The Salvation Army and the Lasseter connection

Army Road and Army Settlement Road in Pakenham are named after the Salvation Army Home which was located in the area. According to an article in the March 1914 Victory, the Salvation Army journal, the Salvation Army settlement at Pakenham began as a Labour Colony, during the 1890s depression. They had 300 acres (121 hectares) and 60 to 100 men were there at one time working on the farm, clearing the land, cutting wood for sale and making fruit boxes. When economic conditions improved, the need for this facility decreased and it was turned into a Boys Home or a Reformatory for boys who were taken over by us from the State, as the Victory wrote. The Boys Home operated from 1895 to 1897 when the Salvation Army opened its Bayswater Home.

The Salvation Army Home, taken in 1915. The photograph is from In the Wake of the Pack Tracks.

The next stage was a Reform Home for Girls and the Victory goes on to say that the seclusion of the locality was a desirable feature. The girls were moved to Riddell Creek when the Salvation Army opened their home there in 1900. The last stage of the life of the Home was as an Aged Men’s Retreat for men whose laboring days are over... The men had a pleasant retreat for the days of the lengthening shadows... There was no expectation of work... Quietness, wholesome air, spacious accommodation, enough company for each man to find some congenial chum could be found at Pakenham said the Victory. According to the Shire of Berwick Rate Books, the Salvation Army sub-divided their land and sold it off in 1918 and 1919. A report in the Pakenham Gazette of October 23, 1959 said that the building was pulled down and moved to Blackburn.

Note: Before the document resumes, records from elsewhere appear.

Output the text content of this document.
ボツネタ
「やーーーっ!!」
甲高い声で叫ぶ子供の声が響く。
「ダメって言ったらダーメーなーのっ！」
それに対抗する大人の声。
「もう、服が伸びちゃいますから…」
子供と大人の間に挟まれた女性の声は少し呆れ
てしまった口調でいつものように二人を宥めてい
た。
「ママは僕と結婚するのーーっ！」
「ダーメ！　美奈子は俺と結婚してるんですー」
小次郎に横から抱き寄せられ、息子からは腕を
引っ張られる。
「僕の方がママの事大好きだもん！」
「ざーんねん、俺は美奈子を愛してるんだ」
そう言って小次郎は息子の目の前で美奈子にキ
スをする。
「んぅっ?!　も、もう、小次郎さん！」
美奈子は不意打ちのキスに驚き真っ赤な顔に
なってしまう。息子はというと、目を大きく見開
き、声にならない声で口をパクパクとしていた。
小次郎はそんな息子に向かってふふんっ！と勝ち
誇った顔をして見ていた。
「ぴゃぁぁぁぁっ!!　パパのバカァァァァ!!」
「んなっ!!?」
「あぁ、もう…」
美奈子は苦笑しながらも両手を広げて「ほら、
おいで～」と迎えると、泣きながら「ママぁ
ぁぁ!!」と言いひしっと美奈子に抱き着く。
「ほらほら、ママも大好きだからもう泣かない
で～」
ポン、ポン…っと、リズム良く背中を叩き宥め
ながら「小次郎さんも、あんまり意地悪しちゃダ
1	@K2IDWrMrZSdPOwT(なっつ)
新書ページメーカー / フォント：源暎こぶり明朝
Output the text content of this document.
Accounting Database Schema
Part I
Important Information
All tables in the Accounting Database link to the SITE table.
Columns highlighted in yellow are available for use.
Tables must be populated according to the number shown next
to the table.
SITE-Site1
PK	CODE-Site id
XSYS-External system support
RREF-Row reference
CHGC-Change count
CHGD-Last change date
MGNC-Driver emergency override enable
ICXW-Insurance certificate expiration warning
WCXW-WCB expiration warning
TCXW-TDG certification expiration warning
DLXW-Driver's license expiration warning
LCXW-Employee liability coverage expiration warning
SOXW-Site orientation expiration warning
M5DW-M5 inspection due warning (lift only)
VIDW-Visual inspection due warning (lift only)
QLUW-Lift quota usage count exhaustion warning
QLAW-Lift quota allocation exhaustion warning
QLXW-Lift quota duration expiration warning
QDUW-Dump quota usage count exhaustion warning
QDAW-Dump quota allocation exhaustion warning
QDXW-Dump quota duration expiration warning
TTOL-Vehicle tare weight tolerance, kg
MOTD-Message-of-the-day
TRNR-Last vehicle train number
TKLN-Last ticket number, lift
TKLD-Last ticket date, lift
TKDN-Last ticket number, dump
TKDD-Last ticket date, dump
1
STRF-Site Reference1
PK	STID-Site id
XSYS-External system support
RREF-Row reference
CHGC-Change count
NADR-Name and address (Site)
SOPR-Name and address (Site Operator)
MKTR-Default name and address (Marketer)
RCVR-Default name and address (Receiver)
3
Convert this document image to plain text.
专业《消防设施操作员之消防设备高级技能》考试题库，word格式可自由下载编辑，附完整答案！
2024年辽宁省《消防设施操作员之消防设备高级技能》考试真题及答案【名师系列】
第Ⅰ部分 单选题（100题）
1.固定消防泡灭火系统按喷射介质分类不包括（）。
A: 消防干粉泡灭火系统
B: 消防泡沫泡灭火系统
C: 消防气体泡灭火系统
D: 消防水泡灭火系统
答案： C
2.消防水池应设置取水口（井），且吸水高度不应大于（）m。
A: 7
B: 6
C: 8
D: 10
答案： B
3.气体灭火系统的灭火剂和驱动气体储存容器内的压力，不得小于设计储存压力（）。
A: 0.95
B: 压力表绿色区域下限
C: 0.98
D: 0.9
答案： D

Audrey Dodson of the Berwick Pakenham Historical Society had heard that Harold Lasseter (1880-1931), the adventurer, had spent time at the Salvation Army Home when it was a Reformatory. Many people, including myself, have a fascination with Lasseter and his story of a discovering a gold reef in Central Australia, so I thought this would be a tale worth following up. In 1930, the Central Australian Gold Exploration Company was formed and financed an expedition to rediscover Lasseter’s Reef. When the main party turned back after no sign of the Reef was found, Lasseter and a companion continued on, they then quarreled. Lasseter then, apparently, lived for about 16 weeks with Aboriginals and died of starvation around the end of January of 1931.
Many books have been written about Lasseter, the earliest and the most famous was published in 1931, Lasseter’s Last Ride by Ion Idriess. Lasseter kept a diary around the time of the Expedition and this was found after his death and purchased by Idriess who included a transcript of it in his book, and also a few photographs of some of the pages (see right). The diary is now at the State Library of New South Wales, who have digitised it. Other books on Lasseter include the 1934 publication by Errol Coote, the pilot of the aeroplane on the Expedition, who wrote Hell’s Airport : the key to Lasseter’s Gold Reef. In 1972 another Expedition member, the Leader, Fred Blakeley wrote Lasseter’s dream of millions.
Lasseter was apparently a man who often re-invented, glossed over or ‘modified’ his past. Murray Hubbard the author of The search for Harold Lasseter has undertaken some detailed research into Lasseter’s early life and can confirm that, in 1896, Lasseter, aged around 17 committed some burglaries in Colac and was sentenced to a Reformatory. Hubbard further discovered that this was the Salvation Army Home at Pakenham. Lasseter arrived at the Salvation Home in October 1896 and absconded in October 1897. I have written before about how one of the most fascinating things about history is the unexpected connection between people, places and events and I was excited that we can confirm a connection between Casey Cardinia and the adventurer, Harold Lasseter, and that this is just one more interesting aspect of our history.
Sources : The Search for Harold Lasseter: the true story of the man behind the myths by Murray Hubbard. Published by Angus & Robertson, 1993. The article from The March 1914 Victory, is held at the Berwick Pakenham Historical Society.


Linda said...

Hi Heather,
Interesting! And just a little further east, Lasseter spent several years around 1919 working around Toora. He was apparently full of get-rich-quick schemes there. Gippsland Heritage Journal No.7, p56, and the Age Monthly Review of May 1989.

Heather said...

Thanks Linda. Lasseter was a fascinating character. Even after his death there were rumours that he didn't really die in the desert - so who knows!